Она посмотрела на меня, открыла было рот, но ничего не сказала.

— Одна маленькая пулька, но какую огромную рану она может сделать. Вы же слышали, как я объяснял этому дураку Доннелли, что может сделать пуля с мягкой головкой. Я выстрелю вам в тазовую кость. Вы понимаете, что это означает? — В моем голосе звучала сильная угроза. — Пуля разнесет эту кость вдребезги, ее невозможно будет собрать. Это означает, что вы никогда не сможете ходить, мисс Рутвен. Вы никогда не сможете бегать, танцевать, плавать или кататься на лошади. Всю оставшуюся жизнь вам придется волочить ваше прекрасное тело на паре костылей или в инвалидном кресле. И все время вы будете чувствовать боль, всю оставшуюся жизнь. Вам все еще хочется позвать полицейских?

Она ничего не ответила. Ее лицо и даже губы побледнели.

— Вы верите мне? — мягко спросил я.

— Верю.

— И что?

— Ничего, я собираюсь позвать полицейских, — ответила она просто. Может, вы и сделаете меня калекой, но они точно достанут вас. И тогда вы больше никогда не сможете убивать. Я должна это сделать.

— Ваши благородные побуждения делают вам честь, мисс Рутвен.

Насмешка, звучавшая в моем голосе, никак не отражала моих мыслей. Она намеревалась сделать то, чего я делать не стал бы.

— Давайте, зовите их Посмотрите, как они будут умирать.

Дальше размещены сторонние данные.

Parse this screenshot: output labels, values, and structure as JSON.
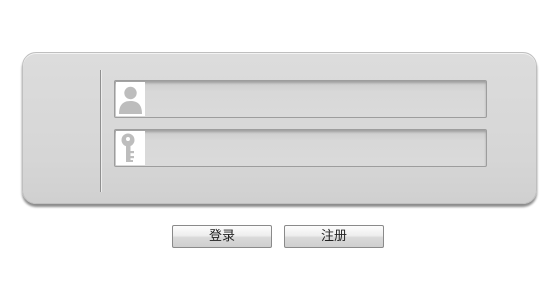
{
  "form": {
    "username": {
      "icon": "user-silhouette-icon",
      "value": "",
      "placeholder": ""
    },
    "password": {
      "icon": "key-icon",
      "value": "",
      "placeholder": ""
    }
  },
  "buttons": {
    "login_label": "登录",
    "register_label": "注册"
  },
  "colors": {
    "panel": "#d6d6d6",
    "field": "#d8d8d8",
    "icon_background": "#ffffff",
    "icon_fill": "#bdbdbd"
  }
}
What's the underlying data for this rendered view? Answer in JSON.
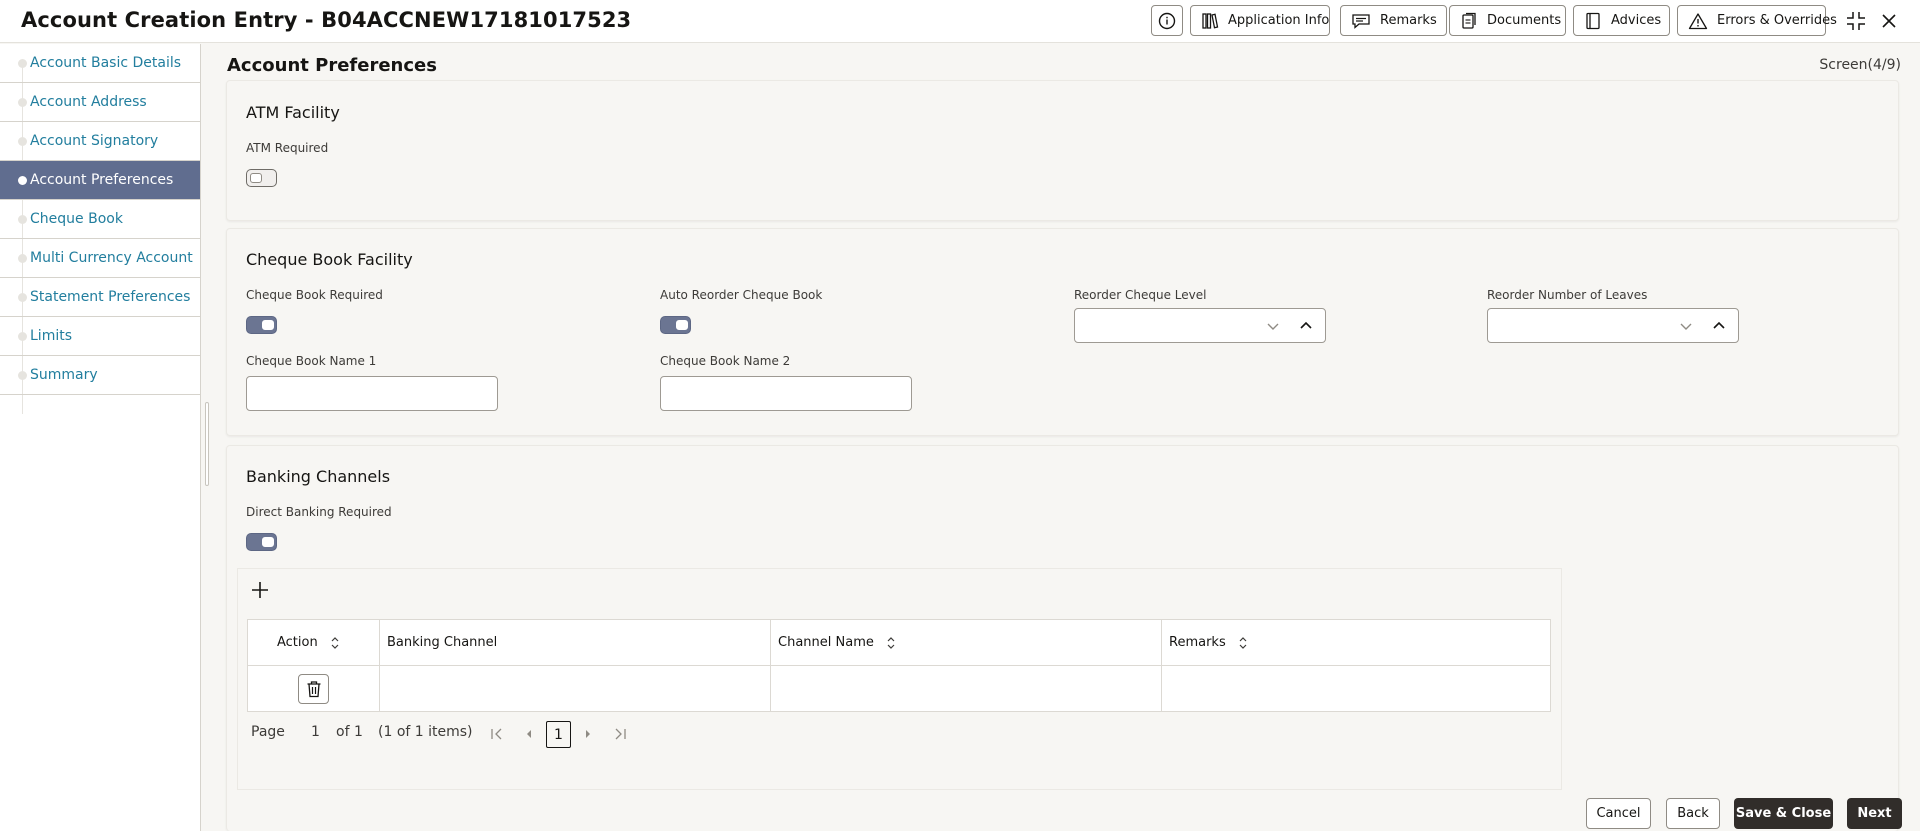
{
  "header": {
    "title": "Account Creation Entry - B04ACCNEW17181017523",
    "buttons": {
      "application_info": "Application Info",
      "remarks": "Remarks",
      "documents": "Documents",
      "advices": "Advices",
      "errors": "Errors & Overrides"
    }
  },
  "sidebar": {
    "items": [
      {
        "label": "Account Basic Details",
        "active": false
      },
      {
        "label": "Account Address",
        "active": false
      },
      {
        "label": "Account Signatory",
        "active": false
      },
      {
        "label": "Account Preferences",
        "active": true
      },
      {
        "label": "Cheque Book",
        "active": false
      },
      {
        "label": "Multi Currency Account",
        "active": false
      },
      {
        "label": "Statement Preferences",
        "active": false
      },
      {
        "label": "Limits",
        "active": false
      },
      {
        "label": "Summary",
        "active": false
      }
    ]
  },
  "main": {
    "title": "Account Preferences",
    "screen": "Screen(4/9)",
    "atm": {
      "title": "ATM Facility",
      "atm_required_label": "ATM Required",
      "atm_required": false
    },
    "cheque": {
      "title": "Cheque Book Facility",
      "required_label": "Cheque Book Required",
      "required": true,
      "auto_reorder_label": "Auto Reorder Cheque Book",
      "auto_reorder": true,
      "reorder_level_label": "Reorder Cheque Level",
      "reorder_level_value": "",
      "reorder_leaves_label": "Reorder Number of Leaves",
      "reorder_leaves_value": "",
      "name1_label": "Cheque Book Name 1",
      "name1_value": "",
      "name2_label": "Cheque Book Name 2",
      "name2_value": ""
    },
    "banking": {
      "title": "Banking Channels",
      "direct_label": "Direct Banking Required",
      "direct": true,
      "table": {
        "columns": [
          "Action",
          "Banking Channel",
          "Channel Name",
          "Remarks"
        ],
        "rows": [
          {
            "banking_channel": "",
            "channel_name": "",
            "remarks": ""
          }
        ]
      },
      "pager": {
        "page_label": "Page",
        "page": "1",
        "of": "of 1",
        "items": "(1 of 1 items)",
        "current": "1"
      }
    }
  },
  "footer": {
    "cancel": "Cancel",
    "back": "Back",
    "save_close": "Save & Close",
    "next": "Next"
  },
  "colors": {
    "accent": "#606d8f",
    "link": "#227e9e",
    "primary_button": "#312d2a"
  }
}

Она непонимающе уставилась на меня.

— О чем вы? У вас всего один патрон.

— И он больше не предназначается вам. Как только вы вякнете, леди, тот полицейский с револьвером в руке получит пулю. Точно в грудь. Я хорошо стреляю из этих кольтов. Вы видели, как я выстрелом выбил пистолет из руки шерифа. Но я не собираюсь рисковать, поэтому только в грудь. Затем я наставлю револьвер на другого полицейского. С ним не будет проблем. Его револьвер все еще в кобуре, а кобура застегнута. Но он знает, что я убийца, и не знает, что у меня больше нет патронов. Отберу у него револьвер, шлепну его и уеду. — Я улыбнулся. — Не думаю, что кто-нибудь попытается остановить меня.

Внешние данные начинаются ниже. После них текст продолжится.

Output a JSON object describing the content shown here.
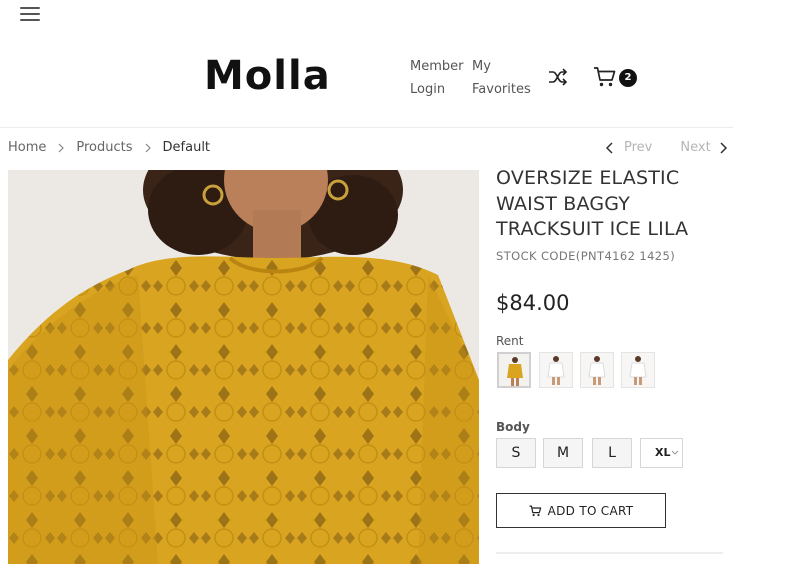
{
  "header": {
    "logo": "Molla",
    "nav": {
      "member_line1": "Member",
      "member_line2": "Login",
      "fav_line1": "My",
      "fav_line2": "Favorites"
    },
    "cart_count": "2",
    "icons": [
      "menu-icon",
      "shuffle-icon",
      "cart-icon"
    ]
  },
  "breadcrumb": {
    "items": [
      "Home",
      "Products",
      "Default"
    ]
  },
  "pager": {
    "prev": "Prev",
    "next": "Next"
  },
  "product": {
    "title": "OVERSIZE ELASTIC WAIST BAGGY TRACKSUIT ICE LILA",
    "stock_code": "STOCK CODE(PNT4162 1425)",
    "price": "$84.00",
    "rent_label": "Rent",
    "body_label": "Body",
    "sizes": [
      "S",
      "M",
      "L"
    ],
    "selected_size": "XL",
    "add_to_cart": "ADD TO CART"
  },
  "colors": {
    "mustard": "#d9a420",
    "accent": "#111111"
  }
}
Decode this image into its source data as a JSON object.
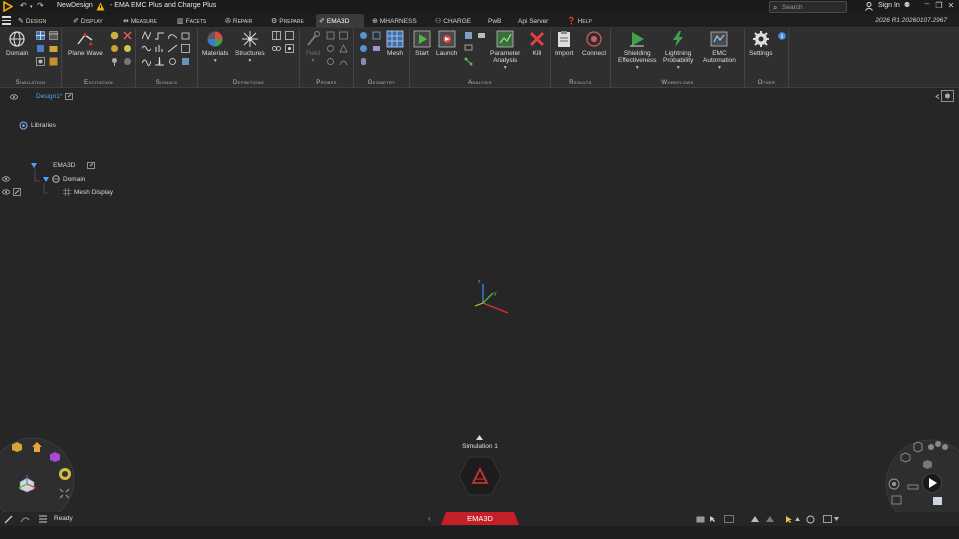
{
  "titlebar": {
    "design_name": "NewDesign",
    "app_title": "- EMA EMC Plus and Charge Plus",
    "search_placeholder": "Search",
    "sign_in": "Sign In"
  },
  "tabs": [
    {
      "label": "Design",
      "icon": "pencil-icon"
    },
    {
      "label": "Display",
      "icon": "brush-icon"
    },
    {
      "label": "Measure",
      "icon": "ruler-icon"
    },
    {
      "label": "Facets",
      "icon": "chart-icon"
    },
    {
      "label": "Repair",
      "icon": "wrench-icon"
    },
    {
      "label": "Prepare",
      "icon": "gear-icon"
    },
    {
      "label": "EMA3D",
      "icon": "brush-icon",
      "active": true
    },
    {
      "label": "MHARNESS",
      "icon": "globe-icon"
    },
    {
      "label": "CHARGE",
      "icon": "people-icon"
    },
    {
      "label": "PwB",
      "icon": ""
    },
    {
      "label": "Api Server",
      "icon": ""
    },
    {
      "label": "Help",
      "icon": "help-icon"
    }
  ],
  "version": "2026 R1 20260107.2967",
  "ribbon": {
    "simulation": {
      "label": "Simulation",
      "domain": "Domain"
    },
    "excitation": {
      "label": "Excitation",
      "plane_wave": "Plane Wave"
    },
    "signals": {
      "label": "Signals"
    },
    "definitions": {
      "label": "Definitions",
      "materials": "Materials",
      "structures": "Structures"
    },
    "probes": {
      "label": "Probes",
      "field": "Field"
    },
    "geometry": {
      "label": "Geometry",
      "mesh": "Mesh"
    },
    "analysis": {
      "label": "Analysis",
      "start": "Start",
      "launch": "Launch",
      "parameter_analysis_1": "Parameter",
      "parameter_analysis_2": "Analysis",
      "kill": "Kill"
    },
    "results": {
      "label": "Results",
      "import": "Import",
      "connect": "Connect"
    },
    "workflows": {
      "label": "Workflows",
      "shielding_1": "Shielding",
      "shielding_2": "Effectiveness",
      "lightning_1": "Lightning",
      "lightning_2": "Probability",
      "emc_1": "EMC",
      "emc_2": "Automation"
    },
    "other": {
      "label": "Other",
      "settings": "Settings"
    }
  },
  "tree": {
    "design": "Design1*",
    "libraries": "Libraries",
    "ema3d": "EMA3D",
    "domain": "Domain",
    "mesh_display": "Mesh Display"
  },
  "viewport": {
    "simulation_label": "Simulation 1",
    "ema3d_tab": "EMA3D"
  },
  "status": {
    "text": "Ready"
  },
  "colors": {
    "accent_red": "#c4202a",
    "link_blue": "#4fa3ff"
  }
}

— Но я скажу, что у вас нет патронов. Я скажу...

— Вам достанется первой, леди. Один удар локтем в солнечное сплетение, и минут пять вы будете не в состоянии что-либо сказать.

Она помолчала, затем тихо спросила:

— Вы ведь не сделаете этого? Ведь правда же?

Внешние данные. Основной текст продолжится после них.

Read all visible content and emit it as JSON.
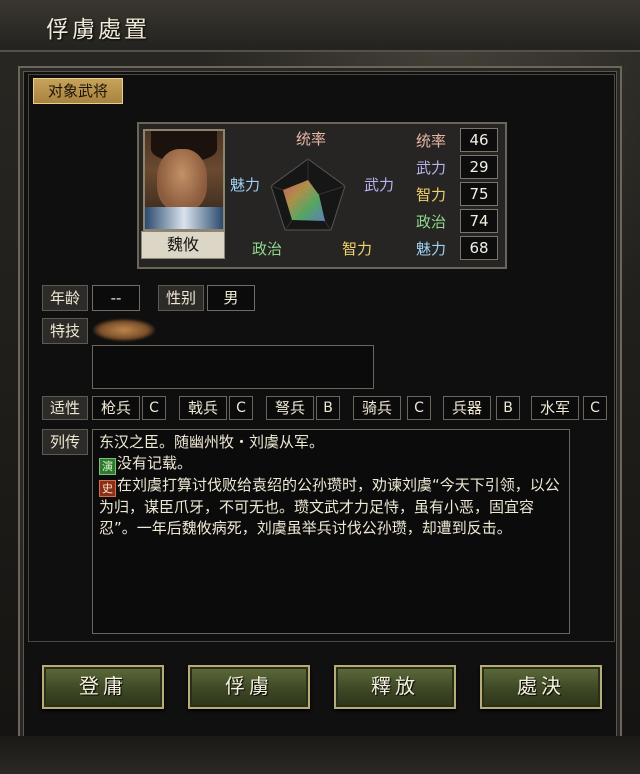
{
  "window": {
    "title": "俘虜處置"
  },
  "target_tag": "对象武将",
  "officer": {
    "name": "魏攸",
    "stats": [
      {
        "label": "统率",
        "value": "46",
        "color": "#e8b6a5"
      },
      {
        "label": "武力",
        "value": "29",
        "color": "#b8b2ef"
      },
      {
        "label": "智力",
        "value": "75",
        "color": "#f2d26a"
      },
      {
        "label": "政治",
        "value": "74",
        "color": "#8fd98c"
      },
      {
        "label": "魅力",
        "value": "68",
        "color": "#9fd0f2"
      }
    ],
    "radar_labels": {
      "top": "统率",
      "right": "武力",
      "bottom_right": "智力",
      "bottom_left": "政治",
      "left": "魅力"
    }
  },
  "info": {
    "age_label": "年龄",
    "age_value": "--",
    "gender_label": "性别",
    "gender_value": "男",
    "skill_label": "特技",
    "aptitude_label": "适性",
    "aptitudes": [
      {
        "name": "枪兵",
        "grade": "C"
      },
      {
        "name": "戟兵",
        "grade": "C"
      },
      {
        "name": "弩兵",
        "grade": "B"
      },
      {
        "name": "骑兵",
        "grade": "C"
      },
      {
        "name": "兵器",
        "grade": "B"
      },
      {
        "name": "水军",
        "grade": "C"
      }
    ],
    "bio_label": "列传",
    "bio": {
      "line1": "东汉之臣。随幽州牧・刘虞从军。",
      "yan_icon": "演",
      "yan_text": "没有记载。",
      "shi_icon": "史",
      "shi_text": "在刘虞打算讨伐败给袁绍的公孙瓒时，劝谏刘虞“今天下引领，以公为归，谋臣爪牙，不可无也。瓒文武才力足恃，虽有小恶，固宜容忍”。一年后魏攸病死，刘虞虽举兵讨伐公孙瓒，却遭到反击。"
    }
  },
  "buttons": {
    "recruit": "登庸",
    "capture": "俘虜",
    "release": "釋放",
    "execute": "處決"
  }
}
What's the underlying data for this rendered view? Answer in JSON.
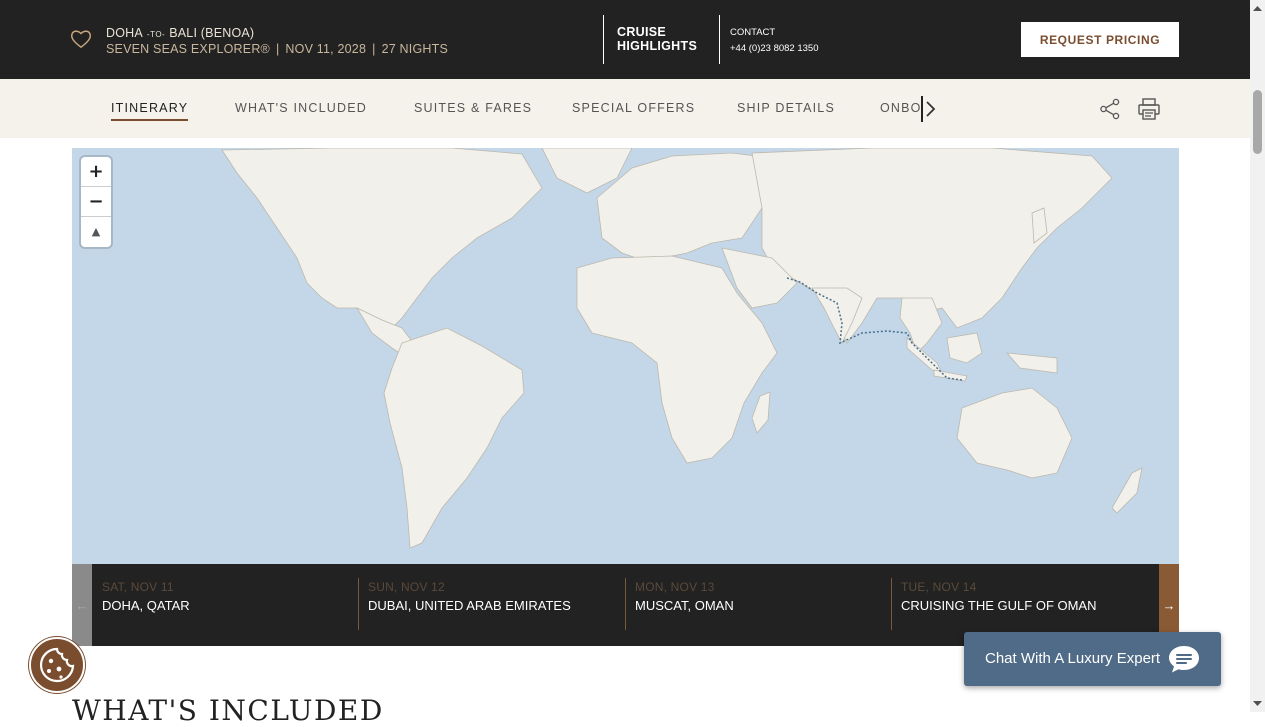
{
  "header": {
    "origin": "DOHA",
    "to_label": "-TO-",
    "destination": "BALI (BENOA)",
    "ship": "SEVEN SEAS EXPLORER®",
    "sep": "|",
    "date": "NOV 11, 2028",
    "nights": "27 NIGHTS",
    "highlights_line1": "CRUISE",
    "highlights_line2": "HIGHLIGHTS",
    "contact_label": "CONTACT",
    "contact_phone": "+44 (0)23 8082 1350",
    "request_pricing": "REQUEST PRICING"
  },
  "tabs": {
    "items": [
      "ITINERARY",
      "WHAT'S INCLUDED",
      "SUITES & FARES",
      "SPECIAL OFFERS",
      "SHIP DETAILS"
    ],
    "clipped": "ONBOARD",
    "active": "ITINERARY"
  },
  "map": {
    "zoom_in": "+",
    "zoom_out": "−",
    "compass": "▲"
  },
  "ports": [
    {
      "date": "SAT, NOV 11",
      "place": "DOHA, QATAR"
    },
    {
      "date": "SUN, NOV 12",
      "place": "DUBAI, UNITED ARAB EMIRATES"
    },
    {
      "date": "MON, NOV 13",
      "place": "MUSCAT, OMAN"
    },
    {
      "date": "TUE, NOV 14",
      "place": "CRUISING THE GULF OF OMAN"
    }
  ],
  "ports_nav": {
    "prev": "←",
    "next": "→"
  },
  "section_title": "WHAT'S INCLUDED",
  "chat": {
    "label": "Chat With A Luxury Expert"
  },
  "colors": {
    "accent": "#7a4d2f",
    "header_bg": "#222222",
    "tabs_bg": "#f5f2ec",
    "ocean": "#c3d7e8",
    "land": "#f2f0eb",
    "chat_bg": "#4f6b87"
  },
  "icons": [
    "heart-icon",
    "chevron-right-icon",
    "share-icon",
    "print-icon",
    "cookie-icon",
    "chat-bubble-icon"
  ]
}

— Есть только один способ узнать ответ на этот вопрос.

— Я ненавижу вас, — сказала она безжизненным голосом. Ее ясные серые глаза потемнели от безысходности и поражения. — Никогда не думала, что возненавижу кого-нибудь так сильно. Это пугает меня.

— Продолжайте бояться и останетесь живы.

Я следил за тем, как полицейские закончили обход стоянки, медленно подошли к мотоциклам и уехали. Вечерело. Драглайны неутомимо прокладывали дорогу в море. Машины приезжали и уезжали, но больше уезжали, и вскоре на стоянке осталось лишь две машины — наша и «форд», принадлежавший человеку в зеленом пальто. Небо стало сине-фиолетовым, и хлынул дождь. Он хлынул с неистовством субтропических дождей. И пока мне удалось установить на место откидной верх кузова, я промок так, будто искупался в море. Я поднял боковые стекла и посмотрел в зеркало. Все мое лицо покрылось темными полосами — тушь с волос смыло почти полностью. Как можно тщательней я обтерся носовым платком и посмотрел на часы. Из-за затянувших все небо туч вечер наступил раньше. Машины уже ехали по шоссе с включенными фарами, хотя ночь еще не наступила. Я завел двигатель.

— Вы же собирались ждать, пока не стемнеет, — с удивлением сказала девушка. Может, она надеялась, что снова приедут полицейские, и поумнее.

— Собирался, — согласился я. — Но к этому времени мистер Брукс должен уже танцевать и петь на шоссе в нескольких милях отсюда. Его язык будет очень выразительным.

— Мистер Брукс? — По ее тону я понял, что она действительно посчитала меня сумасшедшим.

— Из Питсбурга, штат Калифорния, — ответил я и постучал пальцем по табличке на рулевой колонке. — Издалека же надо приехать, чтобы твою машину угнали. — Дождь выбивал по брезентовой крыше машины пулеметную дробь. — Вы же не думаете, что он все еще жарит мясо на пляже?

Я выехал на шоссе и свернул направо. Когда она снова заговорила, я уже точно знал, что она считает меня спятившим.

— В Марбл-Спрингз? — Она замолчала. — Вы что, намерены вернуться туда?

Это был и вопрос и утверждение.

— Ага, в мотель «Ла Контесса». Туда, где полиция схватила меня. Я оставил там кое-какие вещи и хочу забрать их.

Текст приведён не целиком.